The roads are paved in Niue and a drive around the island with stops along the way is a great way to spend an afternoon. Just beware the potholes, which are many and varied and in some areas it is more like navigating an obstacle course than a road.
Because Niue is a raised coral atoll, it is like few other islands in the Pacific. It has a stunning geography made up of rugged and rocky terrain, with hidden caves and coves around every corner. And it is one of the few places in the world where you can swim with whales in the amazingly clear water. If you like snorkelling, swimming, diving, walking and exploring then Niue is great to visit. Some of our highlights were:
- The Limu Pools. This place is beautiful and even though the tides were a bit rough during our stay we managed to get some snorkelling in.
- Avatele Beach. Check out the Washaway Café while you are there. It is only open on Sundays and works on an honesty system: you write down what you have taken and pay at the end. It's a great spot for a beer or a wine and a dip at the beach.

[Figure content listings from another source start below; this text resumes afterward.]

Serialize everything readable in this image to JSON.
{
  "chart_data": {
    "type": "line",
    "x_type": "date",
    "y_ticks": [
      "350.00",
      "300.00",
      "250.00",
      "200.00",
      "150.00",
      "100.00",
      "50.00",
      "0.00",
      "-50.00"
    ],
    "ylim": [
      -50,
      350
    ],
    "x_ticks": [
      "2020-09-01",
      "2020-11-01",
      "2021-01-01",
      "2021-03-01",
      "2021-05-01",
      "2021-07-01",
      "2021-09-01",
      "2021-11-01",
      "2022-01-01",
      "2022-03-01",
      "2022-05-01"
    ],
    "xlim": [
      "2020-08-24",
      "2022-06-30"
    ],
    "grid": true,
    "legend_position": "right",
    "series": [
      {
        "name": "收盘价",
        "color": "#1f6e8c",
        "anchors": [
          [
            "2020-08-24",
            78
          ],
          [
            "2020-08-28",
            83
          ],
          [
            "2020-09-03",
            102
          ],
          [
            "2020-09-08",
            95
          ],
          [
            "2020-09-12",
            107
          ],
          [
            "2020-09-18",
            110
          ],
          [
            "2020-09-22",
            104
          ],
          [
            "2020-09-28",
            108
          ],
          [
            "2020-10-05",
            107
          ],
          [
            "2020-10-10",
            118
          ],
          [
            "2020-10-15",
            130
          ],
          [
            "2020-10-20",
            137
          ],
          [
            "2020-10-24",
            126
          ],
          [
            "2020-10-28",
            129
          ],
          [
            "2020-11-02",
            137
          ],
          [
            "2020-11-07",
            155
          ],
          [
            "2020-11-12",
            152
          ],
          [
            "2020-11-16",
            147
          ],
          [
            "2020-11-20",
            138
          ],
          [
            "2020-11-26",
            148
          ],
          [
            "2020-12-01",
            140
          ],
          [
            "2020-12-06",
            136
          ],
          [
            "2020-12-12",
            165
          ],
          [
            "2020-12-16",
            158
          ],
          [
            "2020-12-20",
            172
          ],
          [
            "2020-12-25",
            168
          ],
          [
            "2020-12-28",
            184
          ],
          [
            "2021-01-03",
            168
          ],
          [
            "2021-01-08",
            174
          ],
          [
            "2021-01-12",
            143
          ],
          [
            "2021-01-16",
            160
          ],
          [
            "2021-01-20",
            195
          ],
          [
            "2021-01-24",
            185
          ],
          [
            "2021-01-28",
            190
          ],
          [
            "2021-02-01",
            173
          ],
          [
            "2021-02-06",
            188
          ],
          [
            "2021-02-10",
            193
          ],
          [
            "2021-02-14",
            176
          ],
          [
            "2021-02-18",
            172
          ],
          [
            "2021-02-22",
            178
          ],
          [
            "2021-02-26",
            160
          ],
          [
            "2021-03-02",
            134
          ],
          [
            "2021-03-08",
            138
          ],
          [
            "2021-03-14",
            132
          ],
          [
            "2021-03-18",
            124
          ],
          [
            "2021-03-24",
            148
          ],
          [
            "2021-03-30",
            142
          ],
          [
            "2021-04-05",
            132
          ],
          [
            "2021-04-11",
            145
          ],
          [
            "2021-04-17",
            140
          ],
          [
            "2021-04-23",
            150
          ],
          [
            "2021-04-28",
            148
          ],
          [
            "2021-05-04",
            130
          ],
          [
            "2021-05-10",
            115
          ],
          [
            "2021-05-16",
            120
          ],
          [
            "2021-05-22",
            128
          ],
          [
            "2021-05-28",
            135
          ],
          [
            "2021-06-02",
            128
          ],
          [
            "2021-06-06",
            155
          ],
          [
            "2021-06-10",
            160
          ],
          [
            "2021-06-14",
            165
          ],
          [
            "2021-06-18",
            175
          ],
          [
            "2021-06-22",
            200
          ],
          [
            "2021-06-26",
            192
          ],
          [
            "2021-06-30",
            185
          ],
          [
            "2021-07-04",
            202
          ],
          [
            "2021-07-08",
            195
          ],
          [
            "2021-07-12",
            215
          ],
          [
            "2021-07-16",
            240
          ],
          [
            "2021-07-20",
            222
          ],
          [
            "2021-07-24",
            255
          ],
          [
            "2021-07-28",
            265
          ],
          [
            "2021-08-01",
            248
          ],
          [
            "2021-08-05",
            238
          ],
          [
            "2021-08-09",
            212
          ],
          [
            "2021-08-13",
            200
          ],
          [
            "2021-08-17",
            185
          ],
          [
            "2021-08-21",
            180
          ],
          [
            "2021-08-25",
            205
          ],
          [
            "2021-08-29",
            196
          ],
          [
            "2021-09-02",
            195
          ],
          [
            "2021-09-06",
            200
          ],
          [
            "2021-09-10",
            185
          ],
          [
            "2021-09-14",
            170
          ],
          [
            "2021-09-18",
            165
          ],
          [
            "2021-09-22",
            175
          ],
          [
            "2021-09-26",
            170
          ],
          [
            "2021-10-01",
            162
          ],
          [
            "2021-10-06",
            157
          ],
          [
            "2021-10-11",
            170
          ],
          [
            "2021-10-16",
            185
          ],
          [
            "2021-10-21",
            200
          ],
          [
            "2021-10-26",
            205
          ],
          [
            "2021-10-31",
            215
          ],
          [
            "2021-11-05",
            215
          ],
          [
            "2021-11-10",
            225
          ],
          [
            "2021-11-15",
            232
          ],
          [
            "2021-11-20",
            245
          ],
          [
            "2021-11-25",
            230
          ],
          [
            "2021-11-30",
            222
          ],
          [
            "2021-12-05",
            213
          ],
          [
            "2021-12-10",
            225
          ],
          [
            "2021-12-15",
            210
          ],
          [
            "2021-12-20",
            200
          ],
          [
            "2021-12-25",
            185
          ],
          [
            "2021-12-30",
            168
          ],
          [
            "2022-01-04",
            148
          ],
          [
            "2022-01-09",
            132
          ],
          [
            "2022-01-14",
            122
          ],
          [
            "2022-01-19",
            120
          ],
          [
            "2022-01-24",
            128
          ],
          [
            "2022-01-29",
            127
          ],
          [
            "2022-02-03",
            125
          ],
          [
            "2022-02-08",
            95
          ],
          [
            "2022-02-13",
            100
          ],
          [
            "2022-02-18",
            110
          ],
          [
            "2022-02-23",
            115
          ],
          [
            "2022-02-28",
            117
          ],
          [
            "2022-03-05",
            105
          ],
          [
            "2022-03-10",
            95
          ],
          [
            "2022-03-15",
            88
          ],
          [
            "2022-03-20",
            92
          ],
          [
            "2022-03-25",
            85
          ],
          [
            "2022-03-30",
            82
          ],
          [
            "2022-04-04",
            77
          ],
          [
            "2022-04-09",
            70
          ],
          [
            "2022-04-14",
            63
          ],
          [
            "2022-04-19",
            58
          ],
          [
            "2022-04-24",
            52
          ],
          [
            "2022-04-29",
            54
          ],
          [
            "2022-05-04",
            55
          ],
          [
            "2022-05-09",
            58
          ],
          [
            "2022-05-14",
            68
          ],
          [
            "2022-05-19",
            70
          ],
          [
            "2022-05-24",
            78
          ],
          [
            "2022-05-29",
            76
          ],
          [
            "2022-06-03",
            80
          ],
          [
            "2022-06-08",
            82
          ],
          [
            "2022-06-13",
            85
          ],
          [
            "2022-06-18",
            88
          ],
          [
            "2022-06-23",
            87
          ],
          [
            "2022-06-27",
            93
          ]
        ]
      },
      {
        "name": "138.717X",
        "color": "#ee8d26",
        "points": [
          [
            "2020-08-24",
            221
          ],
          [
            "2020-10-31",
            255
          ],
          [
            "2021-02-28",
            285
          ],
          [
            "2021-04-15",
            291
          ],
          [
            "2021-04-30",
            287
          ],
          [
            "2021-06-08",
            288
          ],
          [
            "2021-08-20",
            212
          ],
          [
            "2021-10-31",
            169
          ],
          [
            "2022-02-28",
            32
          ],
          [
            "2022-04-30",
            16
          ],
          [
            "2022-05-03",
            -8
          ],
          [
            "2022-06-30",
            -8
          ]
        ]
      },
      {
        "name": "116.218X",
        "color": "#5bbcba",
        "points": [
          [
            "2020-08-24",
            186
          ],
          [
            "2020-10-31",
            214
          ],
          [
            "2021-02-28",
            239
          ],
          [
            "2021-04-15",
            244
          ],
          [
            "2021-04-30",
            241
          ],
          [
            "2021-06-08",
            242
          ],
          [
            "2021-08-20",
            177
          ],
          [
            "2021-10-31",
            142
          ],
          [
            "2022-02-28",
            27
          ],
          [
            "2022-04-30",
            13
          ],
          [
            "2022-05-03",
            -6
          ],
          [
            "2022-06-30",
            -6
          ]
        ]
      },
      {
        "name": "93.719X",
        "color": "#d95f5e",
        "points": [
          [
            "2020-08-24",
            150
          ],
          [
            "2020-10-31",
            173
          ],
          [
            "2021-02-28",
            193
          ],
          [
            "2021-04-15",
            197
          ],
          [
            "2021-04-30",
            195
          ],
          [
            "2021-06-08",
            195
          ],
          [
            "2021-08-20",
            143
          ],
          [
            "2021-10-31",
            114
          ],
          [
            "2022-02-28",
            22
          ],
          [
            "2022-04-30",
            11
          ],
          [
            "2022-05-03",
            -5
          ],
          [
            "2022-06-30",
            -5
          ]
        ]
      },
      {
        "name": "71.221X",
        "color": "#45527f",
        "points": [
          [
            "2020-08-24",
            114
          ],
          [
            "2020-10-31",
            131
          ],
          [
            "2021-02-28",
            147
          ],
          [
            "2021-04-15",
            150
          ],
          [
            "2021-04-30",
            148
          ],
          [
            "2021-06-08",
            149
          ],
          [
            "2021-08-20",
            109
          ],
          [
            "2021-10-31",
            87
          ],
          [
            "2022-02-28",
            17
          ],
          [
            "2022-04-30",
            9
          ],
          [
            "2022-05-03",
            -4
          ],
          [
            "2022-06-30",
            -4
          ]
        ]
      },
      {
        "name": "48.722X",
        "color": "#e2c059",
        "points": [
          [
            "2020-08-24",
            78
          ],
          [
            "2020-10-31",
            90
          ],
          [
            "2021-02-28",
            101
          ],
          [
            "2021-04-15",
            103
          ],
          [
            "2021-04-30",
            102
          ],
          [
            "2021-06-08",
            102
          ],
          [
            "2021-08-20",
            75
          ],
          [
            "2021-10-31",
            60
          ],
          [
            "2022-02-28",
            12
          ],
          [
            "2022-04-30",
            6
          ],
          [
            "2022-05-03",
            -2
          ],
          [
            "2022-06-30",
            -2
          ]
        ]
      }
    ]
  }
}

- Matapa Chasm. This is another great spot for swimming and it is stunningly beautiful.
- Palaha Cave has amazing colours and stalactites and stalagmites. There is a rope to hang on to and we found it easier to explore barefooted.
- Togo Chasm is a must-do walk and the landscape is quite surreal. It is a more challenging walk with a near-vertical ladder climb at the end but it is worth it. Wear sensible walking shoes for this one.
'Washaway Café is only open on Sundays and works on an honesty system: you write down what you have taken and pay at the end. It’s a great spot.'
There are lots of places to eat on the Island too. We checked out the restaurant at Scenic Matavai, The Crazy Uga for coffee and also Washaway Café, Hio Café, Falala Fa Café & Bar, and Gill’s Indian. We stocked up on supplies from Swanson Supermarket which has pretty much everything you would need and is located in the main township. And speaking of shopping, the currency in Niue is the New Zealand dollar and there is a Kiwibank branch but no ATMs. A number of places take credit cards and EFTPOS but remember to take plenty of cash with you. English is widely spoken and you won’t have a hard time being understood. The Niuean people are also genuinely friendly and there are about 1,500 residents on the island, of whom about 800 were there when we visited during the quiet season.
As I have mentioned there is no shortage of activities to do in Niue, with the natural scenery being the biggest attraction of all. You can play golf and minigolf, go bowling, go on a tour, snorkel, dive, swim, go fishing, go caving, biking or just relax. We really enjoyed the snorkelling and just exploring the island, seeing little skinks with their blue tails, and geckos and chickens – so, so many chickens – plovers, terns, and I think I spotted some red-tailed tropicbirds which I got excited about. Also crabs: big crabs climbing trees (!) right down to little crabs in shells. Lots and lots of crabs. And fish in a huge variety of colours, and some sea snakes.
Driving around the island, negotiating the potholes, exploring the sea tracks and walking along the reefs, getting the car down tiny tracks and roads and then relaxing with a cocktail at the end of the day where we caught up with the travel stories of other visitors to the islands, made for a great ten days. Would I go back? Yes, I would. And whale season would be an absolute bucket list experience.